La Russia esclusa anche dall’hockey su ghiaccio si rivolge al Tas di Losanna

Niente da fare, la nazionale maschile russa di hockey su ghiaccio, una delle più forti al mondo, è stata esclusa dalle competizioni internazionali anche nel 2027 dopo che aveva dovuto saltare anche le Olimpiadi di Milano-Cortina 2026. Il pasticcio è stato fatto dal Cio, sin da quando l’ex presidente Thomas Bach aveva deciso la partecipazione di russi e bielororussi solo come atleti neutrali, lasciando però un grande margine decisionale alle Federazioni internazionali.
Cosa che ha creato, e crea, non pochi problemi. Ora il Cio, presidente Kirsty Coventry, ha riammesso, seppur provvisoriamemte, il Comitato olimpico russo in vista di Los Angeles 2028. Via libera anche alle squadre che prima erano del tutto escluse. Ma l’ultima parola spetta come al solito alle Federazioni internazionali che si comportano in maniera differente fra loro.

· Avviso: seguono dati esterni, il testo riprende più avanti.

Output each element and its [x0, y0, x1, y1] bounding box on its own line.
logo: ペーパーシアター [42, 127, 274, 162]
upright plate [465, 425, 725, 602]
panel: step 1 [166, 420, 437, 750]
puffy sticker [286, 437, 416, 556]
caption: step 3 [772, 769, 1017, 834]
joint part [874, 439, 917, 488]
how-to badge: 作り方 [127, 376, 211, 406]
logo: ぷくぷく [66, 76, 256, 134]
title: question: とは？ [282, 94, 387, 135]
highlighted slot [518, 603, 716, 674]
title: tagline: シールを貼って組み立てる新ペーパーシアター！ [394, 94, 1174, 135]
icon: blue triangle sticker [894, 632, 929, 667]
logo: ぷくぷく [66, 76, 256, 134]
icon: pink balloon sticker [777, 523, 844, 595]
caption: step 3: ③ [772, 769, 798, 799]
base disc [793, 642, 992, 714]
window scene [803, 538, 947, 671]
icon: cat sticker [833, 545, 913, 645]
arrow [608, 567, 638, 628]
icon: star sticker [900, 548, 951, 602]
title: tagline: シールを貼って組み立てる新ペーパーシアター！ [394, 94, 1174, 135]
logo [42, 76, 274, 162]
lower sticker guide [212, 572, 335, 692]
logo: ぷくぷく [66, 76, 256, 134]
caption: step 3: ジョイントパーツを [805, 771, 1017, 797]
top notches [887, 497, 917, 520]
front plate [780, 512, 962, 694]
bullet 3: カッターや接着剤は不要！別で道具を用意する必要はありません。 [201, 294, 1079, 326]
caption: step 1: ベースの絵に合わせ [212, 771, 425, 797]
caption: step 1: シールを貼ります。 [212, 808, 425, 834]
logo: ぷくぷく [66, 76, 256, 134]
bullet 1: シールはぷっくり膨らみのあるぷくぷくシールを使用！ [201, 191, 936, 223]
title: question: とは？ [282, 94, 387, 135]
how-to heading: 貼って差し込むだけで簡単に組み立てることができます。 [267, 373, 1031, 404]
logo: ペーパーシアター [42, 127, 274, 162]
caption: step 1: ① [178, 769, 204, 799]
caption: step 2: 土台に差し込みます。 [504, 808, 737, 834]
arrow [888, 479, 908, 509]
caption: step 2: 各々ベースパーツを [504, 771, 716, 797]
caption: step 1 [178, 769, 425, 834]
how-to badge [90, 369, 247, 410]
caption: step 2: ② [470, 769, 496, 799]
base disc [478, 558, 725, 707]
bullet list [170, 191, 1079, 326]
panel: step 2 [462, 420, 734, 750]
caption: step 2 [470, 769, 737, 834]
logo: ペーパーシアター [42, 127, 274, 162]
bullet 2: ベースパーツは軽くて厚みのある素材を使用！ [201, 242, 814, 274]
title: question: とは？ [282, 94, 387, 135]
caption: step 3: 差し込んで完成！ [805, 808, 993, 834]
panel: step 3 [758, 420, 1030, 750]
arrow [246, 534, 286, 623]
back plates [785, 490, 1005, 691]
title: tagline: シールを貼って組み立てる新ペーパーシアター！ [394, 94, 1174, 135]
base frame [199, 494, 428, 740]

Riammessi i russi, con inno e bandiera, da parte di 11 Federazioni: judo, taekwondo, lotta (libera e greco romana), sport acquatici (nuoto, tuffi, nuoto artistico, pallanuoto), ginnastica (artistica, ritmica e trampolino), sollevamento pesi, scherma, pentathlon moderno, tennistavolo, pallamano e pugilato. Nessuna decisione per ora da parte della Fifa di Infantino. La World Athletics di sir Seb Coe tiene la linea più intransigente, non ne vuole sapere, d’altronde non aveva consentito ai russi di partecipare alle qualificazioni olimpiche di Parigi 2024 nemmeno a titolo individuale: la Federazione di atletica di Mosca si è rivolta al tribunale arbitrale dello sport (Tas) di Losanna che deve ancora fissare l’udienza.
La stessa cosa ora potrebbe succedere anche nell’hockey su ghiaccio dopo che la Federazione internazionale (Iihf) ha escluso la Russia dalle gare del prossimo anno. L’organo di governo dell’hockey ha mantenuto le sanzioni fino all’inizio di quest’anno, affermando che “la Russia non sarebbe stata reintegrata nelle competizioni IIHF per la stagione 2026-2027 a causa di problemi di sicurezza”. Via libera per ora solo alle squadre giovanili e ai campionati del mondo femminili. La Federazione russa si è rivolta al Tas: “La RIHF non accetta né comprende la posizione miope della IIHF, che ignora le raccomandazioni del Cio e non corrisponde all’idea di sport che dovrebbe unire le persone di tutto il mondo”.